WavPack: Difference between revisions

From MultimediaWiki
Jump to navigation Jump to search
No edit summary
(Add unofficial fourcc)
Line 2: Line 2:
* Website: http://www.wavpack.com/
* Website: http://www.wavpack.com/
* Samples: http://samples.mplayerhq.hu/A-codecs/lossless/ (luckynight.wv)
* Samples: http://samples.mplayerhq.hu/A-codecs/lossless/ (luckynight.wv)
* FOURCC (unofficial): WVPK


WavPack is an open source lossless audio coding algorithm with floating point data support and optional lossy audio compression.
WavPack is an open source lossless audio coding algorithm with floating point data support and optional lossy audio compression.

Revision as of 16:31, 7 October 2006

WavPack is an open source lossless audio coding algorithm with floating point data support and optional lossy audio compression.

WavPack v.4

File Format

General details of WavPack format can be found in file 'format.txt' in wavpack sources archive. WavPack file consists of blocks each beginning with 'wvpk'. Every block contains all information about sound data - sampling rate, channels, bits per sample, etc. and so-called metadata.

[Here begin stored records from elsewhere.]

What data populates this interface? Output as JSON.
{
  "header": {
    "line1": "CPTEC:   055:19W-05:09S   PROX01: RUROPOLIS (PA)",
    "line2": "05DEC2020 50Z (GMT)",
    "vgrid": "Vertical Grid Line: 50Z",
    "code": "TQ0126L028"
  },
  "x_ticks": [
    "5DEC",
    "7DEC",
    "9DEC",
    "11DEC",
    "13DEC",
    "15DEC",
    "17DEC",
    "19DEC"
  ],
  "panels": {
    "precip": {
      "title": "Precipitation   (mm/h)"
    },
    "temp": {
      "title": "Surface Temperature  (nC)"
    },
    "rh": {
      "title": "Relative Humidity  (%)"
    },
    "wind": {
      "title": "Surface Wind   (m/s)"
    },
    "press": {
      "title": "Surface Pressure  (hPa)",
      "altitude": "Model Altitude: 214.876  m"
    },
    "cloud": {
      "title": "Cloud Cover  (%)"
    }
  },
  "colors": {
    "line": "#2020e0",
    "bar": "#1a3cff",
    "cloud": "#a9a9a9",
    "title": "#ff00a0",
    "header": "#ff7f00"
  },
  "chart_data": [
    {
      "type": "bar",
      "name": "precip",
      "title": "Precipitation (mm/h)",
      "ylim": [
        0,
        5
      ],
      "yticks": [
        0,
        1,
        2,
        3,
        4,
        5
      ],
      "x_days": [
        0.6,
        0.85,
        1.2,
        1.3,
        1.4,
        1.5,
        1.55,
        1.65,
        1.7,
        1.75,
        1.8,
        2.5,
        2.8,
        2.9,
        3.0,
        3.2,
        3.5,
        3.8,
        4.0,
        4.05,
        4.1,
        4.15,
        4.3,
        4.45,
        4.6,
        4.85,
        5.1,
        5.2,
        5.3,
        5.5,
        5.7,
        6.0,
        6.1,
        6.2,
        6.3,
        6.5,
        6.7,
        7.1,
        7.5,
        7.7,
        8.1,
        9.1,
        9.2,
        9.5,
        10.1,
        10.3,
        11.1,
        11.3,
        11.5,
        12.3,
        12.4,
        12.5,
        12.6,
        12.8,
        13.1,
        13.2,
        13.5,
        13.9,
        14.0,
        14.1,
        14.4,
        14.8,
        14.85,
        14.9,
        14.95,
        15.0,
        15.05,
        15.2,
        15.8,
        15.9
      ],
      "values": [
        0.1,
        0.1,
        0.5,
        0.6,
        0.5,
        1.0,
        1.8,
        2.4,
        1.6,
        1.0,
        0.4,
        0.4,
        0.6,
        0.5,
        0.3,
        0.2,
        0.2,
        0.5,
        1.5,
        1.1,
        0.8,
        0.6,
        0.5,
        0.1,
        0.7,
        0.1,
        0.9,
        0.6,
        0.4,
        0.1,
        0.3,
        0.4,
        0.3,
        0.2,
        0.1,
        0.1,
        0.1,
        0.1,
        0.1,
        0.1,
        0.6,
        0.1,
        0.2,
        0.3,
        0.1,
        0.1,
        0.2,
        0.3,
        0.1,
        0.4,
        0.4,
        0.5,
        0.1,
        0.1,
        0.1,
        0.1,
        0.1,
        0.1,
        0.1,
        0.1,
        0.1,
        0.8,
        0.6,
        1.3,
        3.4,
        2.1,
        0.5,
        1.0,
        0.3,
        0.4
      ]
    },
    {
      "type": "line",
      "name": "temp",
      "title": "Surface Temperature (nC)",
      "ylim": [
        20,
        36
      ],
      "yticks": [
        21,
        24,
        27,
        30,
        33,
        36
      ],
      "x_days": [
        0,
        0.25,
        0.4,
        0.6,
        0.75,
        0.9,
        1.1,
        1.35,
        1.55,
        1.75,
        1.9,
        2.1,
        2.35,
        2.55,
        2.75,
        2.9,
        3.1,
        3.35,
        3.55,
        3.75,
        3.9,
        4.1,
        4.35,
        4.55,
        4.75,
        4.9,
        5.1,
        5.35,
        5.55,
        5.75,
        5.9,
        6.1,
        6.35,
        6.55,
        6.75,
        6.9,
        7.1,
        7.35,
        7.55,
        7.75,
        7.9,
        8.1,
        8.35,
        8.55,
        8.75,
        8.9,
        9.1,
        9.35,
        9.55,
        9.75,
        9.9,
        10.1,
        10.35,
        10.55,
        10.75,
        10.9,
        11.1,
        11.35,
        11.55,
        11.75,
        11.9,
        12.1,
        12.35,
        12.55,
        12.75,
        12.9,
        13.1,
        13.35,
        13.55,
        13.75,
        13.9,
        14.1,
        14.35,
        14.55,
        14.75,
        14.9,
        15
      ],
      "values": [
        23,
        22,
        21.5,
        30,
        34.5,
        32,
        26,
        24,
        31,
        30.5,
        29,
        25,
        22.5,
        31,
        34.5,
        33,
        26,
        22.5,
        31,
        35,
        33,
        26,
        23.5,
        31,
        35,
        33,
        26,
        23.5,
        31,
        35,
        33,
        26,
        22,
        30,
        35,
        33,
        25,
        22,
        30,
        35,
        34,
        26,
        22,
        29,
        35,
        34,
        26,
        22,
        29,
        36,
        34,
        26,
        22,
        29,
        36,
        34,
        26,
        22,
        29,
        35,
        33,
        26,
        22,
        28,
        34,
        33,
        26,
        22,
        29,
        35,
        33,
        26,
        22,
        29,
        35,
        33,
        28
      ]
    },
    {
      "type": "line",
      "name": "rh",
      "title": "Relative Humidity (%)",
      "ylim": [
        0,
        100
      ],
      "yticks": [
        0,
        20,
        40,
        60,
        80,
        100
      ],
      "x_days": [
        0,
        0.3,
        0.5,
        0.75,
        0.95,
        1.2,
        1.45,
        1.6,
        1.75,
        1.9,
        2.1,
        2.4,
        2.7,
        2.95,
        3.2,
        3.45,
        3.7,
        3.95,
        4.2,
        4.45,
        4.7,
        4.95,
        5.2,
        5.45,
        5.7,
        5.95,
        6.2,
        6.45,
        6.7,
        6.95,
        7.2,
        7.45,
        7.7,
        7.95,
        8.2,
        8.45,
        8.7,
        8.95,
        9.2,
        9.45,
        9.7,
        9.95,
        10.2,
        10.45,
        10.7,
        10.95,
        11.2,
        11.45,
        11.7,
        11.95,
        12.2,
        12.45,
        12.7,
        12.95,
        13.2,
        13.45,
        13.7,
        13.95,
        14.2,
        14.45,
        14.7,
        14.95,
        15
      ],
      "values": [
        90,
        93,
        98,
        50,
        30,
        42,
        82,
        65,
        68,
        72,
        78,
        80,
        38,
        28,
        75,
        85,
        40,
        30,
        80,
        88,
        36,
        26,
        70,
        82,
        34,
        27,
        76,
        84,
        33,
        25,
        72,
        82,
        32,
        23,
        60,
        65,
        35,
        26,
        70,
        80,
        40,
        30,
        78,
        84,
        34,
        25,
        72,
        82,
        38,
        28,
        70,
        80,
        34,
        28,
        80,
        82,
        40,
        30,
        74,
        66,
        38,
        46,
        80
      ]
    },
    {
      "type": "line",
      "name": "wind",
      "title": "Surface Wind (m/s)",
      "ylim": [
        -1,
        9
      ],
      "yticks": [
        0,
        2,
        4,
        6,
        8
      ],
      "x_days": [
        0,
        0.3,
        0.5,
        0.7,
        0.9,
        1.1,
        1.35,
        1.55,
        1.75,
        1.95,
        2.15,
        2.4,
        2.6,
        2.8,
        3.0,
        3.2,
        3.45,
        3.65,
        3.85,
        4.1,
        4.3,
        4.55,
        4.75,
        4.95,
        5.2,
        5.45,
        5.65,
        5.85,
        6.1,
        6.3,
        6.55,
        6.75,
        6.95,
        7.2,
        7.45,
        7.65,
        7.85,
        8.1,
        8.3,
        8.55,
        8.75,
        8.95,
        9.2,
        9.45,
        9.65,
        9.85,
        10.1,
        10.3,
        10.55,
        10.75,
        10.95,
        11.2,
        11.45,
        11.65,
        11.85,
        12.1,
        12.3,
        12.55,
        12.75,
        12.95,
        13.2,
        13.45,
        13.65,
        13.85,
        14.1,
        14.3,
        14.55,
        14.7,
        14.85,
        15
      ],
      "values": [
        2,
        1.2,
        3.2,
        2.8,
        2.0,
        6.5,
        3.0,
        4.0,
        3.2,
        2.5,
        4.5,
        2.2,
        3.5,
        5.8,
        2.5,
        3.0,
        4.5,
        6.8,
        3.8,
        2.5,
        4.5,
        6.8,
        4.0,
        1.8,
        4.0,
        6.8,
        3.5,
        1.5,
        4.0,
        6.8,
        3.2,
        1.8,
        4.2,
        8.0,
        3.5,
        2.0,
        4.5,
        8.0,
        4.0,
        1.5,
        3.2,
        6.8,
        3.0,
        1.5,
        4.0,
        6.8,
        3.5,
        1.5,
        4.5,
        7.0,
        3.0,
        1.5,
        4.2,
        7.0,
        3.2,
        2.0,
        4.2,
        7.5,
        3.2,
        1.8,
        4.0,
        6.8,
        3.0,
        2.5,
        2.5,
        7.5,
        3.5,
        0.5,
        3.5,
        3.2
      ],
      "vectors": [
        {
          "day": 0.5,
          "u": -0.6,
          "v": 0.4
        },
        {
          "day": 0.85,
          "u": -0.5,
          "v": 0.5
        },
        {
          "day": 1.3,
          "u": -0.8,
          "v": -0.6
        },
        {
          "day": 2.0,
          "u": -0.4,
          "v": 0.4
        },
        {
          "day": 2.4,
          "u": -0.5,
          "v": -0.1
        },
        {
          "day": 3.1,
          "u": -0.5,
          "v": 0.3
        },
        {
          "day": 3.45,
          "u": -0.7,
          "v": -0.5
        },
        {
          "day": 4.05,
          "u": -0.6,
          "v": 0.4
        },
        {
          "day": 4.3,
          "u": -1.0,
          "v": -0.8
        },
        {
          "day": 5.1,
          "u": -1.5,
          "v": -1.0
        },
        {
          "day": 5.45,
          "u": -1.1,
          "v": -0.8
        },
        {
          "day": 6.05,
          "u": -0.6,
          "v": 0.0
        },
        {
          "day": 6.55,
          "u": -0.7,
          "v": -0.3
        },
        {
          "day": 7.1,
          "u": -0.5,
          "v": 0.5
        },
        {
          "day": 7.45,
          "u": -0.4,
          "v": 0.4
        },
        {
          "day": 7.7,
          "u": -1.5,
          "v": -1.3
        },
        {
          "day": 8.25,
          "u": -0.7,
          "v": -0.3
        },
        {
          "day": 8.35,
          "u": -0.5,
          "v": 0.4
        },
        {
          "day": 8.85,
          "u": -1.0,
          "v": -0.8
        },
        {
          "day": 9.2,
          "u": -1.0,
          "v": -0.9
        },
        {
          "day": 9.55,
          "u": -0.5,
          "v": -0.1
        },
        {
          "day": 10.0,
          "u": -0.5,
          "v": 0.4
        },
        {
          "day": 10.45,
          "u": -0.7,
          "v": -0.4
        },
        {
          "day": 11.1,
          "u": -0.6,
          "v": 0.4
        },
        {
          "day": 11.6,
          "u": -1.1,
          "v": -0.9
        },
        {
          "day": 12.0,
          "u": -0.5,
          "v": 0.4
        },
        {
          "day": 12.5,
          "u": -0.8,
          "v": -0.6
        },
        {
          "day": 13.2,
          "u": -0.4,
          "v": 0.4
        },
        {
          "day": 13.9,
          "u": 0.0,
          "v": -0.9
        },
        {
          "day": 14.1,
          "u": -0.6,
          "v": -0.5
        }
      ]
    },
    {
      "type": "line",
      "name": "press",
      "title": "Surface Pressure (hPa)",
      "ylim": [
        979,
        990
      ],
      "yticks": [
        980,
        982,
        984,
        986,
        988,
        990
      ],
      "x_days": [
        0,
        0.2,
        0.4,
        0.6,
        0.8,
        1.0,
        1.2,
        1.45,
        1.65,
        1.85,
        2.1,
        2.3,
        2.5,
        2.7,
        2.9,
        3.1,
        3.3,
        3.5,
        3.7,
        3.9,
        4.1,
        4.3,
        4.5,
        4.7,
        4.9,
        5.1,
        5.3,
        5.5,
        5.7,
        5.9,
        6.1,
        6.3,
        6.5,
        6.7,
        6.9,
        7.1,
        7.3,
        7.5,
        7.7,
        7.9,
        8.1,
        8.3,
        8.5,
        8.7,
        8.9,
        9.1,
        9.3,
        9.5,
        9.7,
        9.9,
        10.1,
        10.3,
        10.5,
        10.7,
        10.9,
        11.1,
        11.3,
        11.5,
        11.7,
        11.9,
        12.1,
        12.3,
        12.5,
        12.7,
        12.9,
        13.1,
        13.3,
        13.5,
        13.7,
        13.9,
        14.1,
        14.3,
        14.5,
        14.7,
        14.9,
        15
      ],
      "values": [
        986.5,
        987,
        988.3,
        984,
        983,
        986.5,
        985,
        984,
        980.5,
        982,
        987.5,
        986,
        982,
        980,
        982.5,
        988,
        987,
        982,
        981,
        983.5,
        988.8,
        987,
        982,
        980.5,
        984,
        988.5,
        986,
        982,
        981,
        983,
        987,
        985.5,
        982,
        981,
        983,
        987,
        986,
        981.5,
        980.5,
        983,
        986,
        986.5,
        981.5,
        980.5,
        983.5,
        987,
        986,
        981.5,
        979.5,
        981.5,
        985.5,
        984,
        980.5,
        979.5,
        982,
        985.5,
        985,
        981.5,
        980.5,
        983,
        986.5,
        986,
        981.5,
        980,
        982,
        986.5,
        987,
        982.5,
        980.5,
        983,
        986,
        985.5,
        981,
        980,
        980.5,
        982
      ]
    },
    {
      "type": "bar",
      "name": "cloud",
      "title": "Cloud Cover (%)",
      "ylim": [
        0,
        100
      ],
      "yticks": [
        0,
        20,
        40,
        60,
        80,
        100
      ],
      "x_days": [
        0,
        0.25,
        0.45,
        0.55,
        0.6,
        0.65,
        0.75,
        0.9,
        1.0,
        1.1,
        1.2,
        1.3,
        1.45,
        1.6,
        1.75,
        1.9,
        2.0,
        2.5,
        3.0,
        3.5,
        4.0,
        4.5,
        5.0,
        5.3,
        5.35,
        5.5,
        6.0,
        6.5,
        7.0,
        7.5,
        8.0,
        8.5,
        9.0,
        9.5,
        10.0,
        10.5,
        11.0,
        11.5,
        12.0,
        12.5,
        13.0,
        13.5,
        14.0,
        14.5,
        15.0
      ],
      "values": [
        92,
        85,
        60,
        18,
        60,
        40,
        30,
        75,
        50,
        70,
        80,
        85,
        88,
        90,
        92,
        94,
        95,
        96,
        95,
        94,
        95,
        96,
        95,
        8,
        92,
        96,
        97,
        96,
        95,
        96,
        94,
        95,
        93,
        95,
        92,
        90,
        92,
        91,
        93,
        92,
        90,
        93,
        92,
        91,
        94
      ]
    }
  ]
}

Metadata may contain different coefficients using for restoring samples, correction bitstream and actual compressed samples.

Block structure

Each block contains compressed data

Block header (all data is stored in little-endian words)

 4 bytes - 'wvpk'
 32 bits - block size
 16 bits  - version 
 8  bits - track number
 8  bits - track sub index
 32 bits - total samples in file (may be 0xFFFFFFFF)
 32 bits - offset in samples for current block (i.e. how much samples should be decoded by now)
 32 bits - samples in this block
 32 bits - flags
 32 bits - CRC

Flags meaning:

 bits  0- 1 - bytes per sample minus one
 bit      2 - sound is monaural
 bit      3 - hybrid profile (lossy compression)
 bit      4 - joint stereo coding scheme
 bit      5 - cross-decorrelation scheme is used
 bit      6 - shaping for hybrid profile is present
 bit      7 - floating point data present
 bit      8 - int32 mode
 bits  9-10 - hybrid profile flags
 bits 11-12 - multi-channel start and end blocks
 bits 13-17 - shift parameter?
 bits 18-22 - scaling parameter?
 bits 23-26 - sampling rate index

Metadata

Metadata can be divided into three parts: ID, length and data. Every metadata block has even length and data size is stored in words in either one or three bytes depending on ID flag

Flags for ID:

 0x20 - decoder may ignore data contained here
 0x40 - data size is odd
 0x80 - data size is large

IDs:

 * 0x01 - encoder info
 * 0x02 - decorrelation terms
 * 0x03 - decorrelation weights
 * 0x04 - decorrelation samples
 * 0x05 - entropy info
 * 0x0A - packed samples

Decorrelation terms

Decorrelation terms are stored in one byte, lower 5 bits indicate predictor type, high 3 bits contain delta value.

Possible predictor values:

 0-5 - predictors for stereo, only predictors 2-4 are implemented
 6-12 - predictor uses 1-7 samples for prediction
 13-16 - reserved
 17-18 - predictor does prediction by two samples

Decorrelation weights

Each decorrelation term should have one or two weights depending on channels. Each weight is packed into one byte and can be restored in this way:

 n = getchar() << 3;
 if(n > 0) n += (n + 64) >> 7;

Decorrelation samples

Each decorrelation term may have up to 16 samples depending on its value. Each sample is 32-bit but stored in 16 bits, lower 8 bits are mantiss and high 8 bits are exponent-9, i.e if exponent < 9 shift mantiss right, otherwise left

Entropy info

This section contains one or two sets of medians for samples decoding. Each median is log-packed into 16 bits as described above.

Samples coding

Samples are stored in metadata block with ID=0x0A and are packed with modified Golomb codes. Decoding process is specified below where get_unary() is the function which returns length of '1'-bits string (i.e. 111110b = 5, 10b = 1). Codeset is adaptively divided into four sets and every code has unary prefix (possibly escaped) defining interval of this code and mantis part like in Golomb code.

 if(last_zero){
   n = 0;
   last_zero = 0;
 }else{
   n = get_unary();
   if(n == 16){
     n2 = get_unary();
     if(n2 < 2) n += n2;
     else n += (1 << (n2-1)) | getbits(n2-1);
   }
   last_one = n & 1;
   if(last_one)
     n = (n>>1) + 1;
   else
     n = n >> 1;
   last_zero = !last_one;
 }
 if(n == 0){
   base = 0;
   add = median[0] - 1;
   decrease median[0];
 } else if(n == 1){
   base = median[0];
   add = median[1] - 1;
   increase median[0];
   decrease median[1];
 } else {
   base = median[0] + median[1] + median[2] * (n - 2);
   add = median[2] - 1;
   increase median[0];
   increase median[1];
   if(n == 2) derease median[2];
   else increase median[2];
 }
 k = log2(add);
 ex = (1 << k) - add - 1;
 t2 = getbits(k - 1);
 if(t2 >= ex)
   t2 = t2 * 2 - ex + getbit();
 sign = getbit();
 if(sign==0) result = base + t2;
 else result = ~(base + t2);